Neither can be taken away from you.
i have thought it if were puking daily and my hair was falling out in clumps then everyone would get it...When I say i am on chemo tx, people so "oh you look really good" and i want to say do you even remeber what i looked like before i started this tx. Because i have lost 20 lbs, i have scabs all over, my hair is cut so short, because it fell out.
good luck
peace
rita
Thats horrible to have to deal with that kind of sensitivity especially when not feeling well.
I almost want to come in looking sick, but the sicker I feel the more attention I give myself, I think its a way of trying to fake it till I feel as good as I think I look.
eagle and ny, thanks....I needed some self assurance that its not just the meds talking. I say that because when I get upset at my hubby I always have to sit back and second guess myself, is my gripe legit or is it the meds.
Hugs....
In my opinion you are right on target - and that says a lot about your fellow humans...everyone has problems in this life...but mine are always a little tougher than yours seems to sum up many folks approach to others ailments......
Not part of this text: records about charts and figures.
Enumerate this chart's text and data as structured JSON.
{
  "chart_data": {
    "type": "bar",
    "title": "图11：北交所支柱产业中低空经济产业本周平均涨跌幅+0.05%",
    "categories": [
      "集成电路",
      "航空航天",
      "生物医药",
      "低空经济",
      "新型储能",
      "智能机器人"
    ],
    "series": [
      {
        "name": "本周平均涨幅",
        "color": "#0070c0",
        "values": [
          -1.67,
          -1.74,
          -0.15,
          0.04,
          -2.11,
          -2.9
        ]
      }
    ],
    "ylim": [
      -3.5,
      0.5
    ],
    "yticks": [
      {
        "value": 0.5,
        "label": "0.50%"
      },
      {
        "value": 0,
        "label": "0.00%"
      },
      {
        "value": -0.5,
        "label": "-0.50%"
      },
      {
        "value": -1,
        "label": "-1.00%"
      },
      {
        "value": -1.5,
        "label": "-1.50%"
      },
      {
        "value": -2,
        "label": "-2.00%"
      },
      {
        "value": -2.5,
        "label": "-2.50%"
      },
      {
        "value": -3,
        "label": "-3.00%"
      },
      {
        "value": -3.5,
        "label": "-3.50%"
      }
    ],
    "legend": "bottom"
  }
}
Go look on the social side at the Letter to My Healthy Friends ........ I think our old pal Mrs. O came back and asked for it JUST FOR YOU!
Yes - I think we ALL understand - I never really realized how insensitive people were until they would hound me "what kind of cancer do you have what kind of cancer do you have what kind of cancer do you have" when they would find out I was on "chemo" even after telling them I didn't like to think about it or talk about it........I was just SHOCKED at how they just HAD to know, even when I tried to be polite about it.
I tell you - now that I'm not sick, I'm much better prepared to deal with people around me who ARE. It's a lesson you don't soon forget.